Adipose and Liver Function in Primate Offspring with Insulin Resistance Induced by Estrogen Deprivation in Utero

Endocrinol Diabetes Metab J. 2017 Aug;1(3):http://researchopenworld.com/wp-content/uploads/2017/10/EDMJ-2017-109-Gerald-J.-Pepe-USA.pdf. Epub 2017 Sep 12.

Abstract

Purpose: We recently demonstrated that offspring delivered to baboons deprived of estrogen during the second half of gestation exhibited insulin resistance. Therefore, because skeletal muscle accounts for >80% of insulin dependent glucose disposal, we suggested that estrogen in utero programs factors in fetal skeletal muscle important for insulin sensitivity in offspring. However, liver and adipose are also sites of insulin action and adipose insulin resistance can increase serum free fatty acid (FFA) levels and thereby reduce skeletal muscle insulin sensitivity. Therefore, in the current study we determined whether estrogen-deprived offspring exhibit normal adipose and hepatic function.

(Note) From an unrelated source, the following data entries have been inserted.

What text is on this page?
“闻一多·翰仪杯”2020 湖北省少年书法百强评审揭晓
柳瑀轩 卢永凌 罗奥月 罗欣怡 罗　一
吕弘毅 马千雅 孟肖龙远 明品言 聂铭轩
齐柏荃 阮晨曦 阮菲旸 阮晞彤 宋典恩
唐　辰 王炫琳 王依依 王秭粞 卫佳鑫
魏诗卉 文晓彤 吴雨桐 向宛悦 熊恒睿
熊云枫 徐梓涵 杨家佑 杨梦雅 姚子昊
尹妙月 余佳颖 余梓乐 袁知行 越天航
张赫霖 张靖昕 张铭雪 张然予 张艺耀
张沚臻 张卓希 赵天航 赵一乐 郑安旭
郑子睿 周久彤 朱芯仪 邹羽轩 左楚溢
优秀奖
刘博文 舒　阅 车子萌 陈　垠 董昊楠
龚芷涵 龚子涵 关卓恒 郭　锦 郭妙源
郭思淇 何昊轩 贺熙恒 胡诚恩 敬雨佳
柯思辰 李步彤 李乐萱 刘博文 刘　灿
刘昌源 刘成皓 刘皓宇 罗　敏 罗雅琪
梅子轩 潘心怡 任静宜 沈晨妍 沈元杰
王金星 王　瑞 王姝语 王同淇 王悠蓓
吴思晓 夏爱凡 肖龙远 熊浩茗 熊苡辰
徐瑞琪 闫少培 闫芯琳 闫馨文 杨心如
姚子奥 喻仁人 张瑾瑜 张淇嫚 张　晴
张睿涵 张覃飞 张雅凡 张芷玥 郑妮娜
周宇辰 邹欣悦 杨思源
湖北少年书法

Results: The fasting serum levels of adiponectin, leptin, glucose, and analytes of liver function as well as the basal levels of serum FFA were similar in offspring of estrogen replete/suppressed baboons. Moreover, the normal glucose-induced decline in serum FFA levels measured in untreated offspring was also measured in offspring of letrozole-treated baboons. Fetal serum levels of adiponectin and leptin in late gestation also were similar and expression of nitrotyrosine negligible in fetal liver and adipose of untreated and letrozole-treated animals.

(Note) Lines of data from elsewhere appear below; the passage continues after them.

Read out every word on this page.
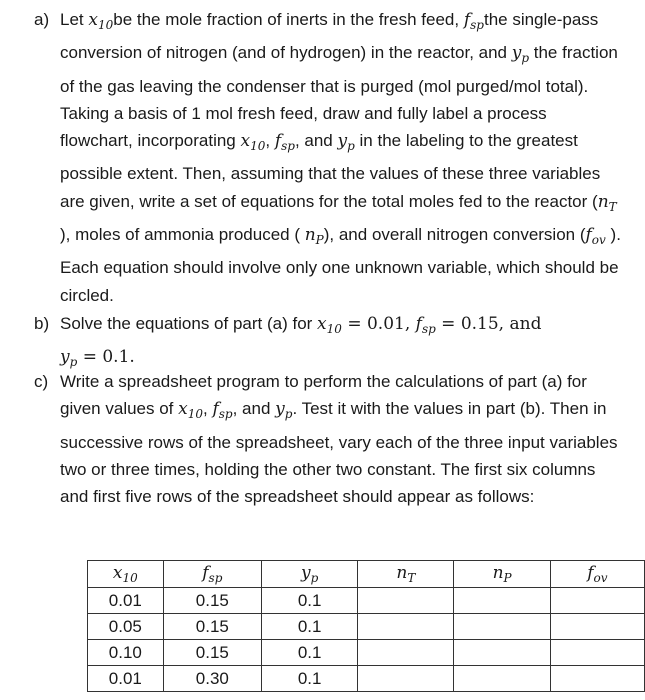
a) Let $x_{10}be$ the mole fraction of inerts in the fresh feed, $f_{sp}the$ single-pass conversion of nitrogen (and of hydrogen) in the reactor, and $y_p$ the fraction of the gas leaving the condenser that is purged (mol purged/mol total). Taking a basis of 1 mol fresh feed, draw and fully label a process flowchart, incorporating $x_{10}$, $f_{sp}$, and $y_p$ in the labeling to the greatest possible extent. Then, assuming that the values of these three variables are given, write a set of equations for the total moles fed to the reactor ($n_T$ ), moles of ammonia produced ( $n_P$), and overall nitrogen conversion ($f_{ov}$ ). Each equation should involve only one unknown variable, which should be circled.
b) Solve the equations of part (a) for $x_{10} = 0.01$, $f_{sp} = 0.15$, and
$y_p = 0.1$.
c) Write a spreadsheet program to perform the calculations of part (a) for given values of $x_{10}$, $f_{sp}$, and $y_p$. Test it with the values in part (b). Then in successive rows of the spreadsheet, vary each of the three input variables two or three times, holding the other two constant. The first six columns and first five rows of the spreadsheet should appear as follows:
$x_{10}$	$f_{sp}$	$y_p$	$n_T$	$n_P$	$f_{ov}$
0.01	0.15	0.1			
0.05	0.15	0.1			
0.10	0.15	0.1			
0.01	0.30	0.1			
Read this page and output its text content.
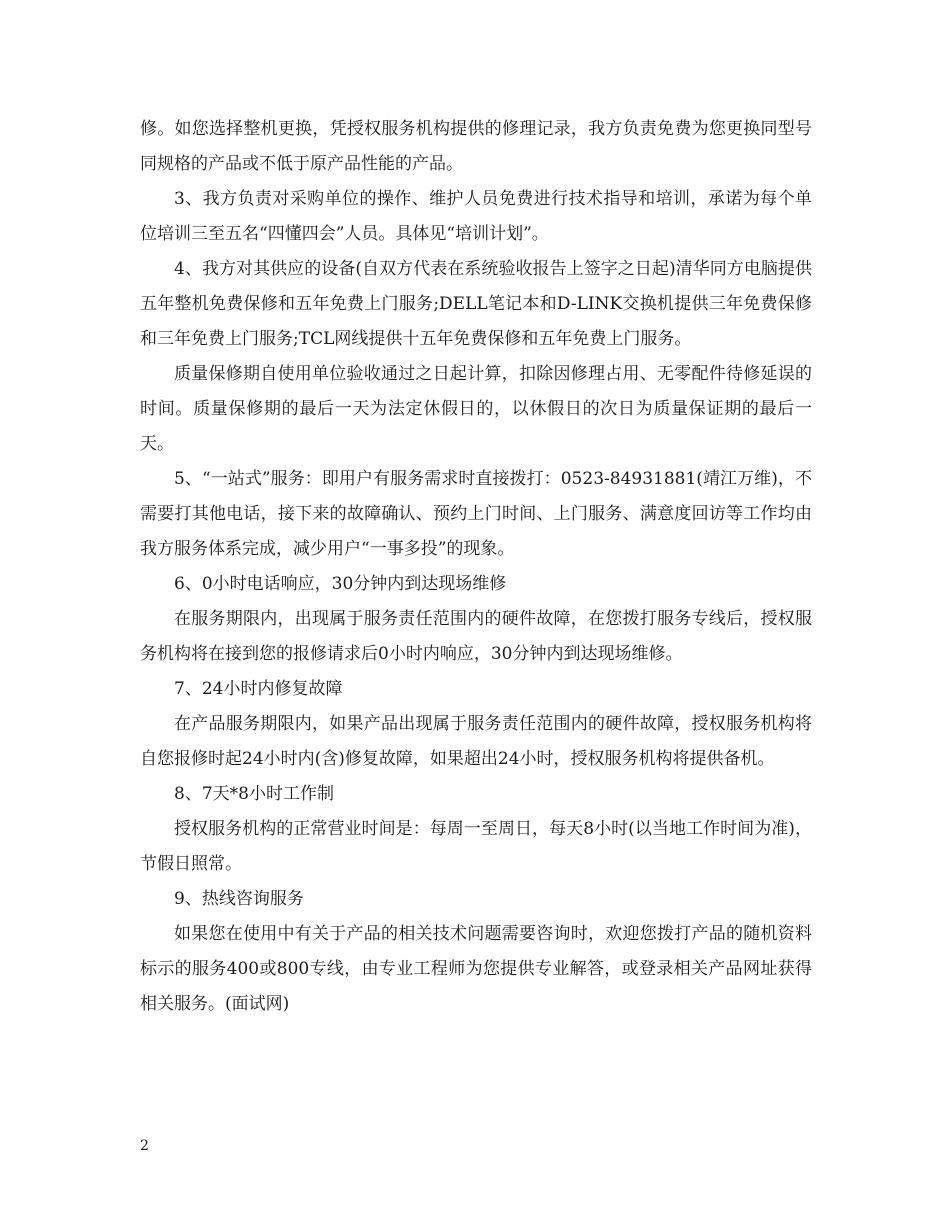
修。如您选择整机更换，凭授权服务机构提供的修理记录，我方负责免费为您更换同型号同规格的产品或不低于原产品性能的产品。

3、我方负责对采购单位的操作、维护人员免费进行技术指导和培训，承诺为每个单位培训三至五名“四懂四会”人员。具体见“培训计划”。

4、我方对其供应的设备(自双方代表在系统验收报告上签字之日起)清华同方电脑提供五年整机免费保修和五年免费上门服务;DELL笔记本和D-LINK交换机提供三年免费保修和三年免费上门服务;TCL网线提供十五年免费保修和五年免费上门服务。

质量保修期自使用单位验收通过之日起计算，扣除因修理占用、无零配件待修延误的时间。质量保修期的最后一天为法定休假日的，以休假日的次日为质量保证期的最后一天。

5、“一站式”服务：即用户有服务需求时直接拨打：0523-84931881(靖江万维)，不需要打其他电话，接下来的故障确认、预约上门时间、上门服务、满意度回访等工作均由我方服务体系完成，减少用户“一事多投”的现象。

6、0小时电话响应，30分钟内到达现场维修

在服务期限内，出现属于服务责任范围内的硬件故障，在您拨打服务专线后，授权服务机构将在接到您的报修请求后0小时内响应，30分钟内到达现场维修。

7、24小时内修复故障

在产品服务期限内，如果产品出现属于服务责任范围内的硬件故障，授权服务机构将自您报修时起24小时内(含)修复故障，如果超出24小时，授权服务机构将提供备机。

8、7天*8小时工作制

授权服务机构的正常营业时间是：每周一至周日，每天8小时(以当地工作时间为准)，节假日照常。

9、热线咨询服务

如果您在使用中有关于产品的相关技术问题需要咨询时，欢迎您拨打产品的随机资料标示的服务400或800专线，由专业工程师为您提供专业解答，或登录相关产品网址获得相关服务。(面试网)

2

Conclusions: These results indicate that offspring of letrozole-treated baboons have normal adipose and liver function and do not exhibit adipose insulin resistance. Therefore, we suggest that the insulin resistance observed in estrogen-deprived offspring primarily reflects a decline in insulin-stimulated glucose clearance by skeletal muscle and which supports our original suggestion that estrogen in utero programs factors in fetal skeletal muscle that promote insulin sensitivity in offspring.

Keywords: Estrogen; adipose; insulin sensitivity; offspring; primate.